AJFF Review: ‘Venice Ghetto’ Vibrant After 500 Years
search

AJFF Review: ‘Venice Ghetto’ Vibrant After 500 Years

By Tiffany Parks

To mark the 500th anniversary of the Venice Ghetto, director Emanuela Giordana has created a documentary that relies on Lorenzo, a young Jewish American who, on a quest to discover his family’s Venetian roots, narrates the broader history of the ghetto.

What makes Giordana’s documentary, “The Venice Ghetto: 500 Years of Life,” so successful are the various narrative techniques she uses to bring the history of Europe’s oldest Jewish ghetto to life.

When wide-eyed, enthusiastic Lorenzo arrives at his Aunt Anna’s house, he is whisked away by her and his young cousins to see ghetto landmarks. Shakespeare’s “The Merchant of Venice” is being produced on the old square, and snapshots are shown throughout the documentary as a metaphor to mark the long, dark anti-Semitic history of the city.

They visit the old cemetery Lido di Venezia, where Lorenzo learns about the colorful Rabbi Leon of Modena. He also discovers the 400-year-old graves of his ancestors the Luzzattos. They visit the Spanish and Levantine synagogues, the old museum, Holocaust memorials, and various other landmarks.

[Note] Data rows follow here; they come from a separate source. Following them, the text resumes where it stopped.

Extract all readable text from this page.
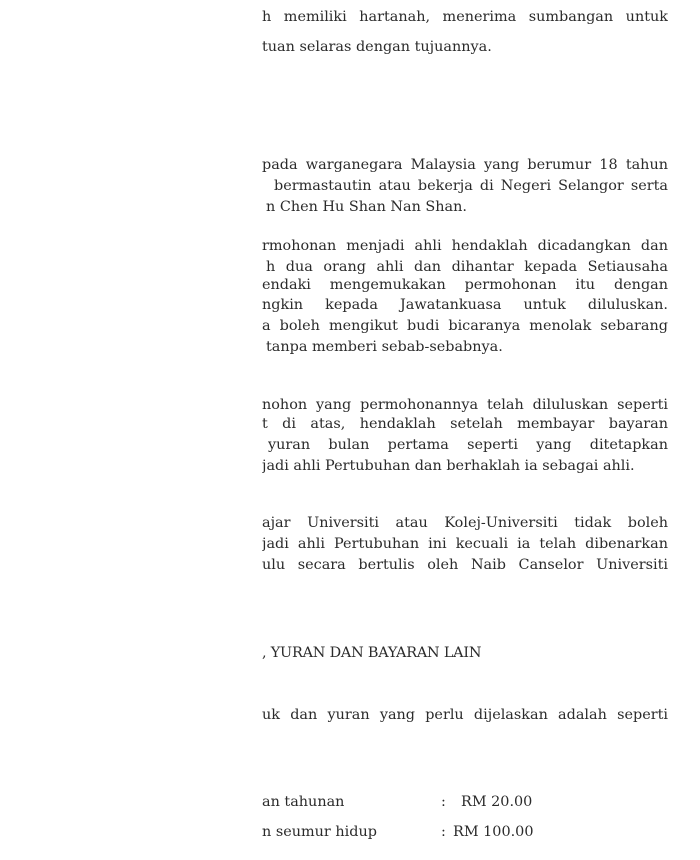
h memiliki hartanah, menerima sumbangan untuk
tuan selaras dengan tujuannya.
pada warganegara Malaysia yang berumur 18 tahun
bermastautin atau bekerja di Negeri Selangor serta
n Chen Hu Shan Nan Shan.
rmohonan menjadi ahli hendaklah dicadangkan dan
h dua orang ahli dan dihantar kepada Setiausaha
endaki mengemukakan permohonan itu dengan
ngkin kepada Jawatankuasa untuk diluluskan.
a boleh mengikut budi bicaranya menolak sebarang
tanpa memberi sebab-sebabnya.
nohon yang permohonannya telah diluluskan seperti
t di atas, hendaklah setelah membayar bayaran
yuran bulan pertama seperti yang ditetapkan
jadi ahli Pertubuhan dan berhaklah ia sebagai ahli.
ajar Universiti atau Kolej-Universiti tidak boleh
jadi ahli Pertubuhan ini kecuali ia telah dibenarkan
ulu secara bertulis oleh Naib Canselor Universiti
, YURAN DAN BAYARAN LAIN
uk dan yuran yang perlu dijelaskan adalah seperti
an tahunan	: RM 20.00
n seumur hidup	: RM 100.00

Throughout the film, the director uses scholars to undergird Lorenzo’s narrations with rich, historical facts. What makes the information interesting is that modern cartoon figures are used to enable the vibrancy of the past to leap from the screen. According to the scholars, the word “ghetto” is a toponym. It was the area where remains were thrown away or the “throw-away” place.

The ghetto was divided into two parts, Ghetto Nuovo and Ghetto Vecchio. Furthermore, the scholars discuss how in 1516 the German and Italian Jews were forced to live in the ghetto, the strict curfews and walls that were made to keep them confined, the fact that Jews were not allowed to own property until the late 1700s, and how they were continually expelled.

During the 1600s, Rabbi Simone Luzzatto, one of Lorenzo’s ancestors, wrote a famous discorso persuading the ruling class not to evict the Jews.

The turbulent history of the Venetian Jews gives insight into how Hitler was able to stir up anti-Semitic feelings in the 20th century. Some of Lorenzo’s family members, in particular a man who served as a brigadier general in World War I, were victims of Hitler’s hatred.

Still, the resilience of the Jews of Venice is seen when Lorenzo’s family members dance and sing for a cousin’s bar mitzvah celebration.

The ghetto was meant to be a negative symbol placed on the Jews of Venice, but they have turned it into a rich, vibrant cultural area.